FONCTIONNEMENT DE LA COMMISSION SPECIALE TRANSITOIRE CCIB DU MONO-COUFFO:Félix AKPLAKOU dénonce la gestion solitaire de Mme Gisèle KOHOUE

 

Plus rien ne va au sein de la Commission spéciale transitoire de la Chambre de commerce et d’industrie du Bénin (CCIB) du Mono-Couffo. La raison de ce branle-bas général entretenu par le Collectif des élus consulaires sortants et candidats à leur propre succession ? La manière dont la responsable départementale, Mme Gisèle Kohoué, gère la commission.

Par Pius ZONGO

C’est à la faveur d’une conférence de presse qu’ils ont animée samedi dernier à l’hôtel «Etoile Rouge de Lokossa » que les membres du Collectif des élus consulaires sortants et candidats à leur propre succession ont dénoncé la gestion que Mme Gisèle Kohoué fait de la Commission spéciale transitoire départementale de la CCIB.

Fortement soutenu par la majorité des opérateurs économiques du Mono et du Couffo, le Collectif, sous la houlette de Félix Akplakou, n’est pas allé du dos de la cuillère pour fustiger « la machine de tricherie et du clair-sombre » que mettrait habilement en place la première responsable départementale, Mme Gisèle Kohoué, sous l’influence d’un certain Christophe Tozo présenté comme le « guru » de la « Première dame des Départements du Mono/Couffo ». En effet, épouse du Préfet des Départements du Mono/Couffo, Mme Gisèle Kohoué a été nommée à la tête de la Commission spéciale transitoire de la CCIB du Mono/Couffo en décembre 2011 ; une commission qui est chargée d’organiser les élections consulaires suite à la suspension du processus de renouvellement des structures de l’institution consulaire de novembre 2011.

Dans ses propos liminaires, le conférencier principal, M. Félix Akplakou, a rappelé les raisons qui ont sous-tendu la suspension des élections consulaires en novembre de l’année dernière : le souci de transparence et d’équité du gouvernement. Selon lui, c’est pour garantir la transparence du processus de renouvellement des structures de la Chambre de commerce et d’industrie du Bénin que le gouvernement du Dr Boni Yayi a fait appel à Monsieur Pierre d’Alcantara Zocli dont la probité et l’intégrité ne font l’ombre d’aucun doute, pour conduire la transition au niveau de l’institution consulaire.
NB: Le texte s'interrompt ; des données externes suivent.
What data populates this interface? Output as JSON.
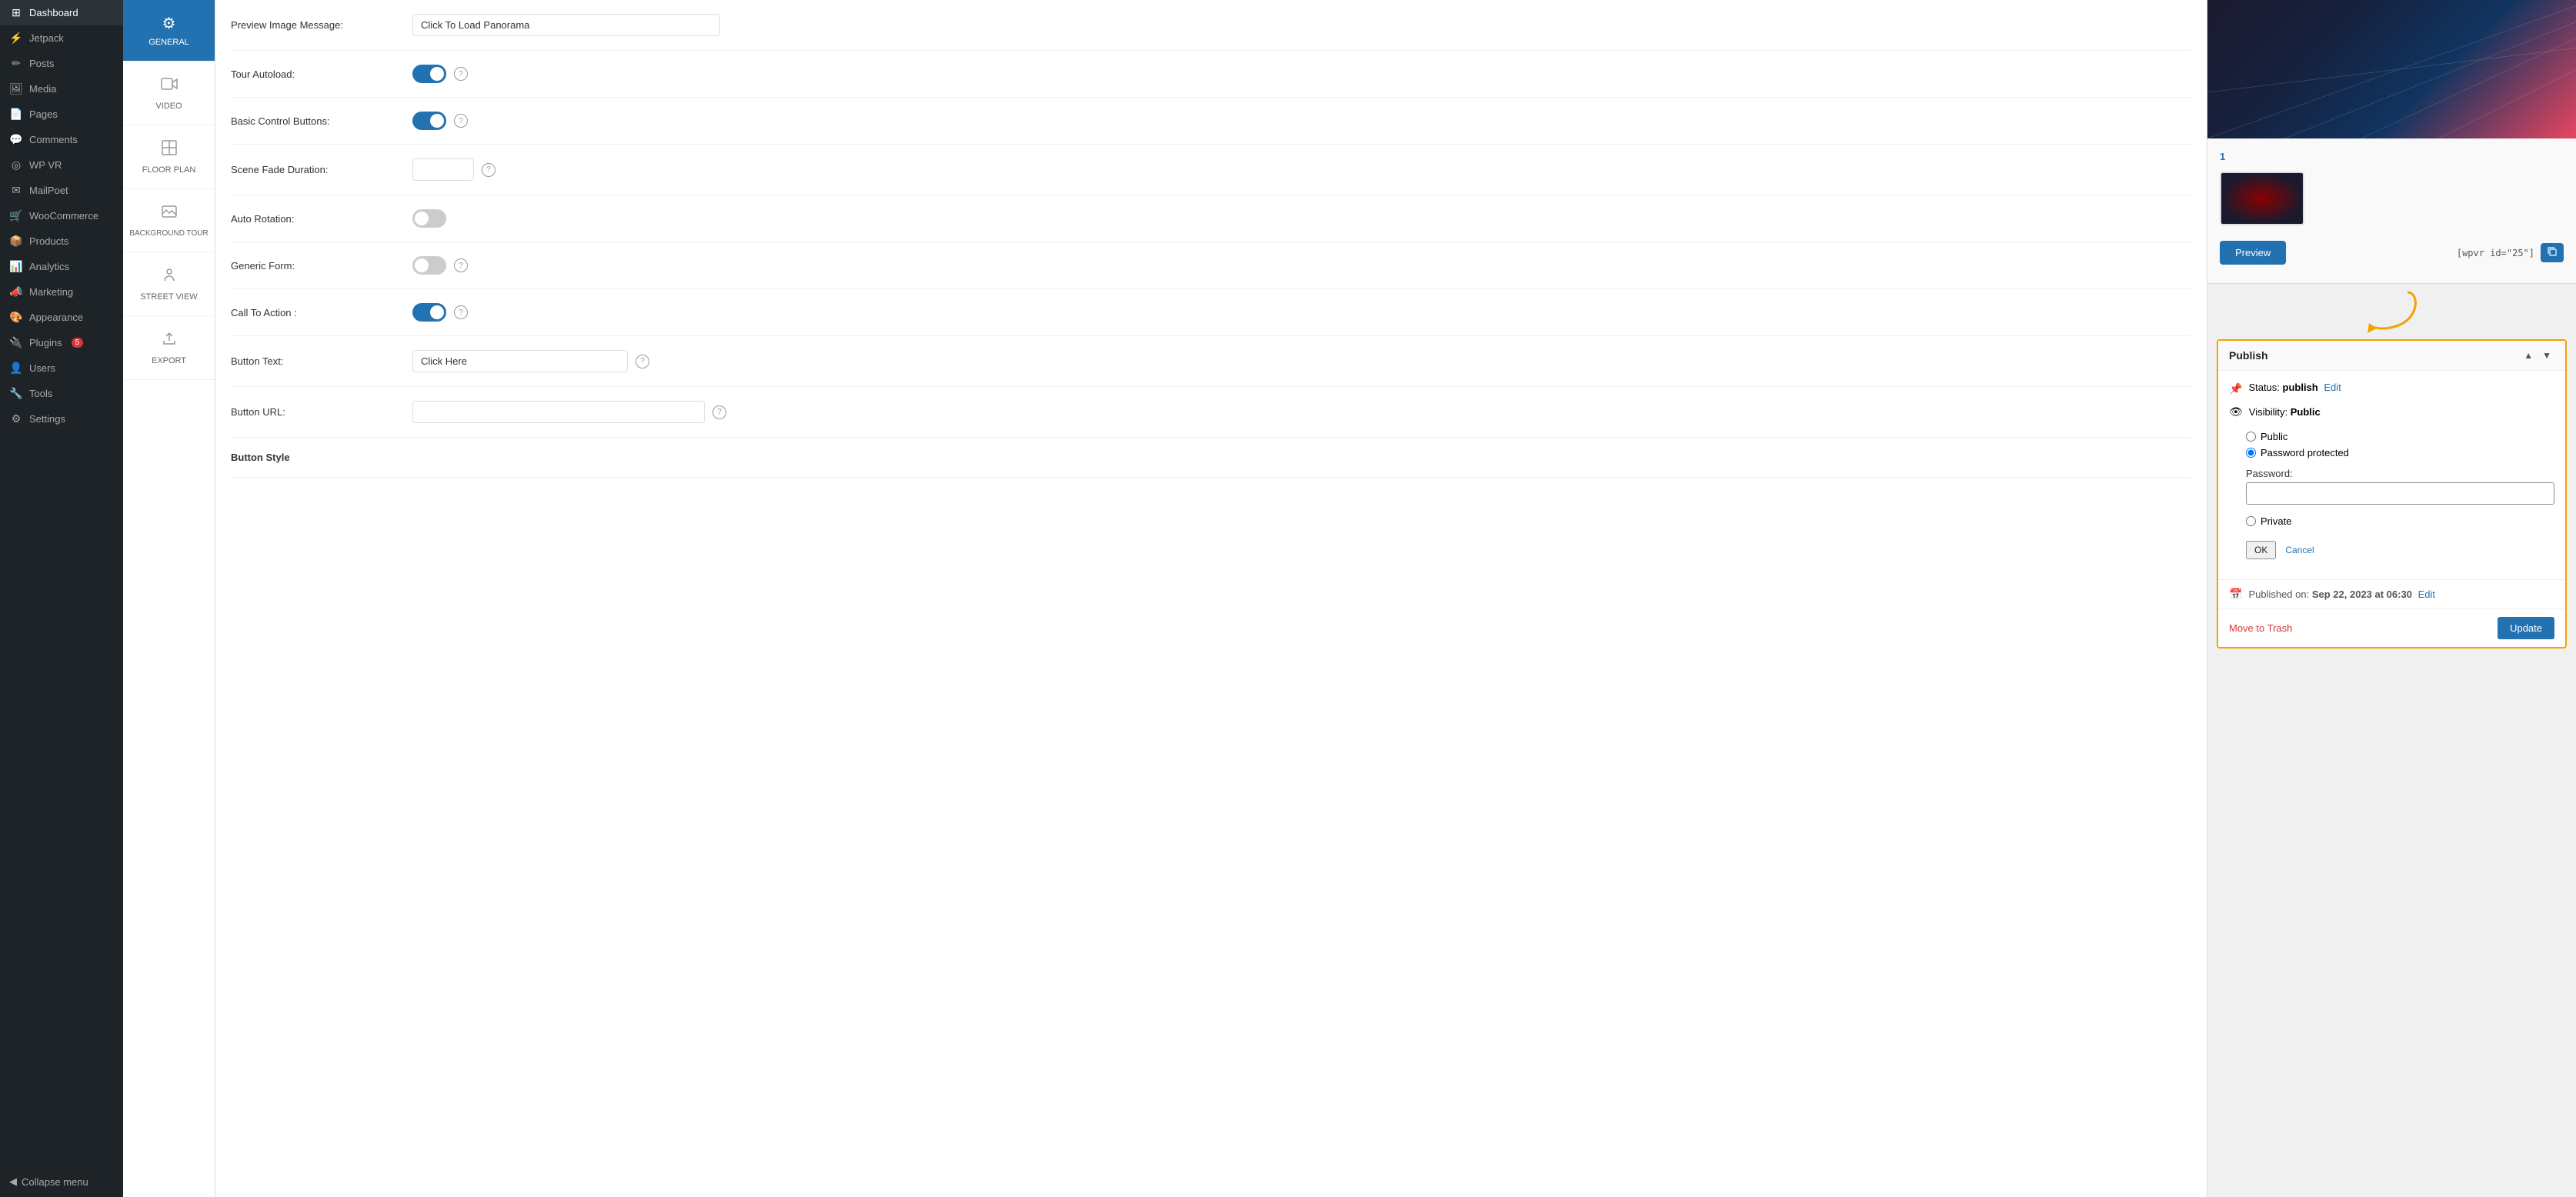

Mais à en croire le Collectif des élus consulaires sortants (7 sur 8), le constat fait sur le terrain est tout autre. Car selon eux, contrairement à l’engagement qu’avait solennellement pris Mme Gisèle Kohoué à sa prise de service d’associer toutes les structures organisées communales des opérateurs économiques du Mono-Couffo à la gestion de la Commission spéciale transitoire ainsi qu’aux préparatifs des élections, elle s’acoquinerait, sous l’influence du sieur Christophe Tozo, avec des opérateurs économiques fictifs pour désigner unilatéralement les quatre représentants des opérateurs économiques au niveau départemental, notamment Satchivi Folly Prince et Henriette Guédéhoungué pour le compte du Mono puis Patrice Gninnou et Jakekod Kétodji pour le Couffo, pour l’accompagner dans l’organisation des élections. Dans le même sillage, Félix Akplakou dit avoir les preuves que c’est avec la même stratégie qu’il sera bientôt procédé à la désignation des trois représentants des opérateurs économiques par commune.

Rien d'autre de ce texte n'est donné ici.